Monday, January 10, 2022

 

                                Can Racism Be Cured?


               Published in Marietta (GA) Daily Journal, 1/8/22


            Several years ago my wife and I walked to our car from a movie theater, having just viewed “The Help.” The book and movie were Kathryn Stockett‘s true-to-life account of growing up in Jackson, Mississippi in the cultural tradition of domestic Black help, particularly maids. Stockett’s family engaged in the practice that vividly illustrated the unequal world of segregation.

            The movie highlighted the utter subservience of Blacks to Whites and the cruel and silly social distancing that White women, particularly, expected of their Black help. Black maids never ate with their White employer. They set aside the plate and fork they would use so that utensils were never mixed with those of the White family they served.
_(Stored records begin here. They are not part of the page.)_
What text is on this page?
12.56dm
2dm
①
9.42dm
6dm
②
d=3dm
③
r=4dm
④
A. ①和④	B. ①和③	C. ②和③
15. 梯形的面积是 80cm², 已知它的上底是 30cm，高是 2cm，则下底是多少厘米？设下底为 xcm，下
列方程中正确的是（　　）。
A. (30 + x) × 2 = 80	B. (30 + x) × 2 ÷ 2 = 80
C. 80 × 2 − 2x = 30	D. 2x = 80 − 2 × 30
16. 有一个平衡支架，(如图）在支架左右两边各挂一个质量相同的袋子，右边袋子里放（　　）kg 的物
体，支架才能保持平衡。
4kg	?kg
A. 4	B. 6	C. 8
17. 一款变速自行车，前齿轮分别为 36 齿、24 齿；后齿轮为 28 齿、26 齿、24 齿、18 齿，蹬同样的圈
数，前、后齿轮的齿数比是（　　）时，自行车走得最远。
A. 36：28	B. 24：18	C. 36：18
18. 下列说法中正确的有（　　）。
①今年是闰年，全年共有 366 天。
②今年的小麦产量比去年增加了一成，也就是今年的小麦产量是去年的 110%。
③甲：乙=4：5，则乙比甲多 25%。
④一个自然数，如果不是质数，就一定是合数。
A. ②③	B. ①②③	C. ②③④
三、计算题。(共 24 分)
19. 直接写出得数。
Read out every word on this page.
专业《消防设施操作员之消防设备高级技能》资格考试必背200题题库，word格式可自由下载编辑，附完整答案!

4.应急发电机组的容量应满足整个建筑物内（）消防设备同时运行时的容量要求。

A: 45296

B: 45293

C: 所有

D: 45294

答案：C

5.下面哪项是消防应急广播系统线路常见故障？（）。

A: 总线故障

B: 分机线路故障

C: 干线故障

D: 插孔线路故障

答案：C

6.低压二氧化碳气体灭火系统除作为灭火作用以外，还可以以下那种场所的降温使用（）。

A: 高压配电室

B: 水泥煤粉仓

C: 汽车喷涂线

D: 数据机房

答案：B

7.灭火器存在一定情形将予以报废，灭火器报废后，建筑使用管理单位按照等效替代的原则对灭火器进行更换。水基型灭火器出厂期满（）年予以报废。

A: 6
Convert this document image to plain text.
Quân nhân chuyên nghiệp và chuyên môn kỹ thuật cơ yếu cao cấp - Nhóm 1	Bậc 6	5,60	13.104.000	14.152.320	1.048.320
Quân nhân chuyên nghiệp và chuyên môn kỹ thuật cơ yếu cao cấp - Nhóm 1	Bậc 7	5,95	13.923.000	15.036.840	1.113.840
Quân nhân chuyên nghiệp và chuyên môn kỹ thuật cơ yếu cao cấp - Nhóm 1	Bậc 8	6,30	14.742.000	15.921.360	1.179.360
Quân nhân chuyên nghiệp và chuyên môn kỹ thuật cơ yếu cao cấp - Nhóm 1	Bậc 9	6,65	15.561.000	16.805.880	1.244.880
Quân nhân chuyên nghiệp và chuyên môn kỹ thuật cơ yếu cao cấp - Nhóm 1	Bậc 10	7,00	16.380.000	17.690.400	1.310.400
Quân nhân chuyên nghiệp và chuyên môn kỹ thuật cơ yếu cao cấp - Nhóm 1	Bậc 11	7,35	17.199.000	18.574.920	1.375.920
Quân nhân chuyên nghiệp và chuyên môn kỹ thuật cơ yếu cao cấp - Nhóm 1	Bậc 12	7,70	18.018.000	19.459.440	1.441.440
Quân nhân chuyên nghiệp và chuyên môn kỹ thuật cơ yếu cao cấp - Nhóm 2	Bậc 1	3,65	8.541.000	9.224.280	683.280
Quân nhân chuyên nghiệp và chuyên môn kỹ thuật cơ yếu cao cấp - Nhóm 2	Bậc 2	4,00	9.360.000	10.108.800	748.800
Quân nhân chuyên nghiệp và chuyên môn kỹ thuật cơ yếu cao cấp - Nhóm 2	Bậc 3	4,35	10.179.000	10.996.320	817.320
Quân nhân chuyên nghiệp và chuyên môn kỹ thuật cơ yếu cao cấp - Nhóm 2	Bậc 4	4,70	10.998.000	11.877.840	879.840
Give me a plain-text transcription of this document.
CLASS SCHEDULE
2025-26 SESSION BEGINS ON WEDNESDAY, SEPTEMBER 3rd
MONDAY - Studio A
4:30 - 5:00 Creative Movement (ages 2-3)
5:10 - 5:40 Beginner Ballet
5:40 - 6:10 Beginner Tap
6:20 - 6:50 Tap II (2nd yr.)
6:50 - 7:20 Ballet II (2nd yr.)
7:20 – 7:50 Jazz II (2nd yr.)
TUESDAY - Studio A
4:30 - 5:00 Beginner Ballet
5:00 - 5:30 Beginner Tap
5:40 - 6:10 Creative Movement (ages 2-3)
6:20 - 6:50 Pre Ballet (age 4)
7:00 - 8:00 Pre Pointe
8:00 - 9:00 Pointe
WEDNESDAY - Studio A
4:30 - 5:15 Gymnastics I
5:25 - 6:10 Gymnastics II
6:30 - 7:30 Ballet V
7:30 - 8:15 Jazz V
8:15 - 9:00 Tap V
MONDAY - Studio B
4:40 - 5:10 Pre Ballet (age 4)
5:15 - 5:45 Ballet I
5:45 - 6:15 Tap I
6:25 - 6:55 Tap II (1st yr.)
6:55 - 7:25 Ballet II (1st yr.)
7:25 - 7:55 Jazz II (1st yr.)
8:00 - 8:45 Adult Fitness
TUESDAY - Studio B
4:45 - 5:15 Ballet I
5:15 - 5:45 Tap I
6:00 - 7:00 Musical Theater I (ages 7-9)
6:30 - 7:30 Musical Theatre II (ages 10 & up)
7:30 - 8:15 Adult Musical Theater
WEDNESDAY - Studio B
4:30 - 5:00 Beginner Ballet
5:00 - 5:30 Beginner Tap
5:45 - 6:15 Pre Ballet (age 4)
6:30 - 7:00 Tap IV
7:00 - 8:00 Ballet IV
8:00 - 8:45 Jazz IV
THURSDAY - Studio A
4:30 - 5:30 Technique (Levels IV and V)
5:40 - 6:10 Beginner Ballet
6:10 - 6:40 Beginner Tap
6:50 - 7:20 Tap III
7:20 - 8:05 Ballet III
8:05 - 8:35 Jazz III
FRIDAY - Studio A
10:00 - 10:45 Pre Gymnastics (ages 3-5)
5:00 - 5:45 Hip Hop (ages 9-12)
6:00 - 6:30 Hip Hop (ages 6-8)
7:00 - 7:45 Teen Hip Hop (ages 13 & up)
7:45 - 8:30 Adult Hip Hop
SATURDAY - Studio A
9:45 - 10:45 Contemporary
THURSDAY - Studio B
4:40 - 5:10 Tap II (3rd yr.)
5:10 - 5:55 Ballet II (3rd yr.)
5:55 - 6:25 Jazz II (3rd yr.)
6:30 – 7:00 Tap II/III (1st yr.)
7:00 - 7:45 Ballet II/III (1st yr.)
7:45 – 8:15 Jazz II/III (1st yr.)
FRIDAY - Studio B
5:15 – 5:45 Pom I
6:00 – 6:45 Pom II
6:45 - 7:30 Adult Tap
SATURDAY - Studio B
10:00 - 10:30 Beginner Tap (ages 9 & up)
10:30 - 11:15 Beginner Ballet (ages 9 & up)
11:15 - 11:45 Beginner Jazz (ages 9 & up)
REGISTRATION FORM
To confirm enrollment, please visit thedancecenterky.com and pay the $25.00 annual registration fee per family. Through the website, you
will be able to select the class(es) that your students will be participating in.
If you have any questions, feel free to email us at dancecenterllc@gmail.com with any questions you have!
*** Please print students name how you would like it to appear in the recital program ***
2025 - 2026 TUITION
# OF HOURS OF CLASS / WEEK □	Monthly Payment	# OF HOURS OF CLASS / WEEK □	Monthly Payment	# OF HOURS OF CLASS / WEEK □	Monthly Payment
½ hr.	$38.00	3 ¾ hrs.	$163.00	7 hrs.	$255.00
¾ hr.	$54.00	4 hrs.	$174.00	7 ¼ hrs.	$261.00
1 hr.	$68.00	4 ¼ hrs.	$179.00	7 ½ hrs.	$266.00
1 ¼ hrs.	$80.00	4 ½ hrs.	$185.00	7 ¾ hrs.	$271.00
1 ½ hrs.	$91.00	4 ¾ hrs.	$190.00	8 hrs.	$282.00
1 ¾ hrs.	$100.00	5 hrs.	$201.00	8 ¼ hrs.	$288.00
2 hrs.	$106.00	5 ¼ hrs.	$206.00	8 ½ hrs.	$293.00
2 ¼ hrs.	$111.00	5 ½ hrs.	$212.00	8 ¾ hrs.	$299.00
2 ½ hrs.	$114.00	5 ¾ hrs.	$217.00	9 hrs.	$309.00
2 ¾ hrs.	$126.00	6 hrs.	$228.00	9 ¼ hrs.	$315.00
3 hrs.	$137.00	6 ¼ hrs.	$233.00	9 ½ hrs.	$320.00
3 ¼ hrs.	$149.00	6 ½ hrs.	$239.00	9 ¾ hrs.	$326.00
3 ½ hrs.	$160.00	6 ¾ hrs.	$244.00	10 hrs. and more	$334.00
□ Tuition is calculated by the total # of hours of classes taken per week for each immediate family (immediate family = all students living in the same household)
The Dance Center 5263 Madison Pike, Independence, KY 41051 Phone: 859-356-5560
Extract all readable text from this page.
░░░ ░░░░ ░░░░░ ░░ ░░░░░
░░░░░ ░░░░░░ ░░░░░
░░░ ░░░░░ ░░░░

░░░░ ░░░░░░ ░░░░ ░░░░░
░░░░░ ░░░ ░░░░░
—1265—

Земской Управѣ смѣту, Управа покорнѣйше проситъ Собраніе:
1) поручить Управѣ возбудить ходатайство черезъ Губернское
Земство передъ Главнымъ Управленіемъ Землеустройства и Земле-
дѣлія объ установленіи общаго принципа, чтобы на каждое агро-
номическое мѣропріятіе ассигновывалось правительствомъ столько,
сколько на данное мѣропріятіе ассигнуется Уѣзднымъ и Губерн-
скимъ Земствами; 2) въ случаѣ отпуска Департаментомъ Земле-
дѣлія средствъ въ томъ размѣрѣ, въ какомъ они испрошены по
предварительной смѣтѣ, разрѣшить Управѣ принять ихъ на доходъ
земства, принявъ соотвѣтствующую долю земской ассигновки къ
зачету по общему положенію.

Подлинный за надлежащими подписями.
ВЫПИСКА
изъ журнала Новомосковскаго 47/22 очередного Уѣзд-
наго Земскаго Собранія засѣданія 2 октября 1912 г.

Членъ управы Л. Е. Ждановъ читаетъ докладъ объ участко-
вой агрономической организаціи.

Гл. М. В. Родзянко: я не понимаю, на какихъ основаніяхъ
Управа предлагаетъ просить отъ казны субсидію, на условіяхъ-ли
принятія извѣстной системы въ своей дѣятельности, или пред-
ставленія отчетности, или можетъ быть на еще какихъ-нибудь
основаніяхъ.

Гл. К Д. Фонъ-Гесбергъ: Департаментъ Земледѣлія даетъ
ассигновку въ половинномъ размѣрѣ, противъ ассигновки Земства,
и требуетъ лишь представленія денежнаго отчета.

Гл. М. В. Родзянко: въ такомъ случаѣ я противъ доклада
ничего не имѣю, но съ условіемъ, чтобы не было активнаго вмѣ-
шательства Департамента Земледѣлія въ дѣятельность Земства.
Actually the movie was about class as much as race.

            As soon as my wife and I got inside our car I began to weep. After getting hold of myself I managed 5 words: “That’s exactly how it was.”

             I grew up in Mississippi where segregation was rank.  I watched as Black children and teens walked from the edge of town past my family’s house to a crumbling shack called a school. I knew about the unpaved muddy streets in the “Black section” of town. That too was how it was.

            I cranked my car and drove from the theater toward the street. Just before reaching it I became emotional again and had to pull over. The memories in my pocket would not stay put. Of all things, it took a movie to make them explode.

            Why had these memories not exploded sooner? How could I at age 18 write a column for the college student newspaper titled “A Defense of Legal Segregation”? Why did I move from a sensitive child who understood and abhorred the power structure of segregation to a teenager who was a racist? The answer to these questions is that tradition is strong. Whether good or bad, it clings to us. We honor it and it shapes us. As I left childhood, I began to accept the tradition around me.

            My years of racism were from age 13 to 19. The time was 1958 to 1963. During those years I was not one bit bothered by White men calling grown Black men “Boy,” or by the fact that my brothers and sisters and I weren’t expected to say “Sir” to Black men or “Ma’am” to Black women.

            What I am describing is not “systemic racism,” a horrid expression that almost makes racism excusable. My racism was acquired. Segregation was a social order. I was no victim of a system. I was certainly no “privileged White.” I was an adherent who at the bottom of his heart knew that Blacks were not inferior and that Whites were wrong to employ an evil social order for their own benefit.

            When I was 19 something happened that changed my heart. Guess what. It was a national conference of Southern Baptist youths sponsored by the Southern Baptist Convention. Did I say “Southern”? Did I say 1963? At the conference, speakers boldly approached the topic of segregation and race. Preachers and other prominent leaders challenged approximately a thousand youths to examine their hearts and minds regarding “Love thy neighbor as thyself.”

            I stood convicted and I confessed. Once again I was a 12-year-old who had not been tainted by an evil tradition. I felt free from the weight of my sin and free to oppose openly the sin I had committed.

            Often when confession is made, forgiveness is needed as well. Wealthy Al Sharpton, a Reverend, has not forgiven. Neither has wealthy Jesse Jackson or wealthy, joyless Joy Reid of MSNBC. I wish they would. I believe they would experience the freedom I and so many others have experienced. They choose to rattle old bones rather than forgive and live. Countless Blacks refute them.

            My freedom led me to teach in an all Black school in my second year of teaching. The faculty at George Washington Carver Jr. High School in Meridian, Mississippi remains one of the delights of my life. Today it’s a supreme joy to live in a neighborhood where Blacks and Whites love and respect each other and to attend a church, Kennesaw First Baptist, where the same is true.

            How things have changed. Today Mississippi has more Blacks per capita and more Black elected officials than any other state in the nation. I’m told that America elected and re-elected a Black president. Someone tell the old line media.

            Last week my wife and I watched the old movie, “Sounder.” Watch it and be thankful that things have changed. Be thankful that we are not any longer a nation of racists.